In contrast to the combination of on-chip SPE techniques and conventional detection methods, a compact elemental analyzer named on-chip liquid electrode plasma-atomic emission spectrometry (LEP-AES) has emerged in recent years [31]. In 2013, Khoai et al. attempted to integrate a resin-packed SPE unit with an on-chip LEP-AES system for the enhanced detection of Pb ions [32]. The SPE unit was formed by localizing commercial ion-exchange resins via slit-shaped barriers. Further improvements to the analytical performance of this system were made by slight configurational modifications in the following year [33].

In recent years, much progress in the development of on-chip SPE techniques has been reported. Although the success of such techniques has been realized in a variety of applications for trace metal analyses, the majority of research efforts has been directed toward the improvement of extraction efficiency, the reduction of reagent/sample consumption, and the integration of detection functionalities with on-chip SPE techniques. In contrast, very little research into the enhancement of analytical throughput has been conducted, even though analysis time is of huge concern in routine work. As highlighted by Papadoyannis and Samanidou [34], over 60% of analysis time is consumed by sample preparation, seriously prolonging the time needed for each analysis, and hampering the more widespread use of the on-chip SPE technique for routine analytical work. Therefore, a sample pretreatment method that provides not only excellent processing efficiency but also high analytical throughput is highly desirable.

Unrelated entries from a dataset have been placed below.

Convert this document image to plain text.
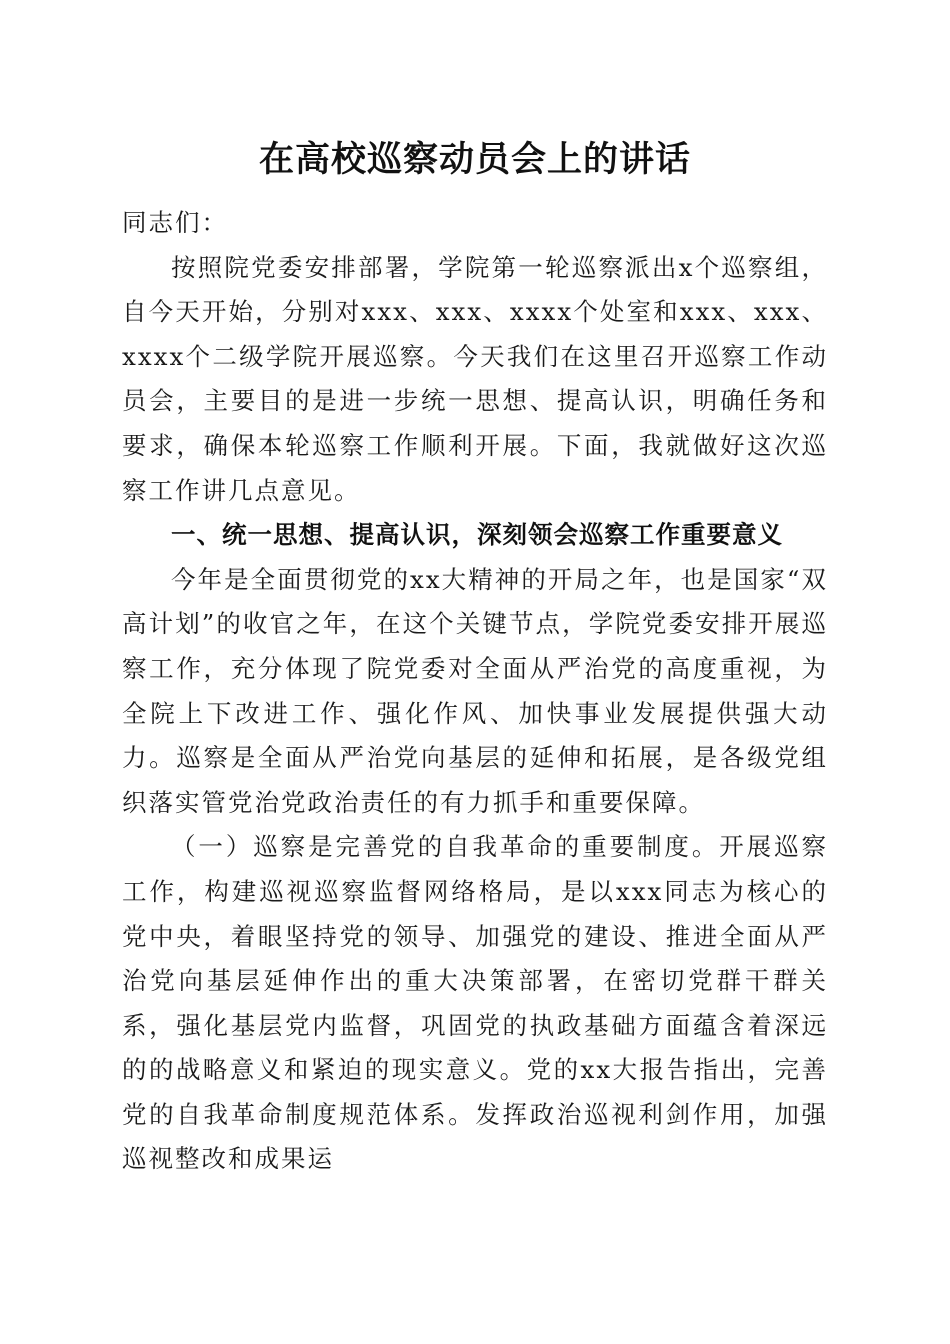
在高校巡察动员会上的讲话

同志们：

按照院党委安排部署，学院第一轮巡察派出x个巡察组，自今天开始，分别对xxx、xxx、xxxx个处室和xxx、xxx、xxxx个二级学院开展巡察。今天我们在这里召开巡察工作动员会，主要目的是进一步统一思想、提高认识，明确任务和要求，确保本轮巡察工作顺利开展。下面，我就做好这次巡察工作讲几点意见。

一、统一思想、提高认识，深刻领会巡察工作重要意义

今年是全面贯彻党的xx大精神的开局之年，也是国家“双高计划”的收官之年，在这个关键节点，学院党委安排开展巡察工作，充分体现了院党委对全面从严治党的高度重视，为全院上下改进工作、强化作风、加快事业发展提供强大动力。巡察是全面从严治党向基层的延伸和拓展，是各级党组织落实管党治党政治责任的有力抓手和重要保障。

（一）巡察是完善党的自我革命的重要制度。开展巡察工作，构建巡视巡察监督网络格局，是以xxx同志为核心的党中央，着眼坚持党的领导、加强党的建设、推进全面从严治党向基层延伸作出的重大决策部署，在密切党群干群关系，强化基层党内监督，巩固党的执政基础方面蕴含着深远的的战略意义和紧迫的现实意义。党的xx大报告指出，完善党的自我革命制度规范体系。发挥政治巡视利剑作用，加强巡视整改和成果运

In 2009, Lafleur and Salin reported the development of a novel centrifugal microfluidic device combined with laser ablation (LA)–ICP-MS for high-throughput analysis of metal ions, such as Co, Ni, Cu, Pb, and V [35]. Typically, metal ions were chelated with 8-hydroxyquinonline (8-HQ) in advance and then retained in gel-packed microchannels, followed by LA–ICP-MS analysis. In contrast to the usual methods for fluid manipulation in miniaturized systems, the sample/reagent solutions were driven by centrifugal force without the use of any other pumping equipment. Because several SPE units were integrated into a compact disc, each device could be used to process up to 8 samples simultaneously. Using this strategy, the time needed for each analysis could be dramatically decreased by increasing the number of integrated SPE units. However, the analytical throughput was enhanced by performing the analyses in parallel, but the time spent on pretreatment for each sample was essentially unreduced. Thus, the problem of limited analytical throughput caused by lengthy SPE procedures remains to be addressed.

In this work, a hyphenated system based on a new strategy for rapidly determining trace heavy metals was developed. Instead of the parallel procedures usually employed to expedite on-chip high-throughput analysis, a method involving the acceleration of individual sample processing by increasing the operation flow rate during SPE procedures was adopted. To overcome possible adverse effects, the integration of a micromixer and an ingenious multi-channeled extraction unit into the developed device was employed. Furthermore, full automation of the system was achieved by use of a programmable valve manifold as the interface combining the developed microchip and ICP-MS instrumentation. To the best of our knowledge, the hyphenated high-throughput SPE (htSPE) microchip system developed in this study can complete an individual analysis for trace heavy metal ions in significantly less time than other on-chip SPE techniques reported in the literature.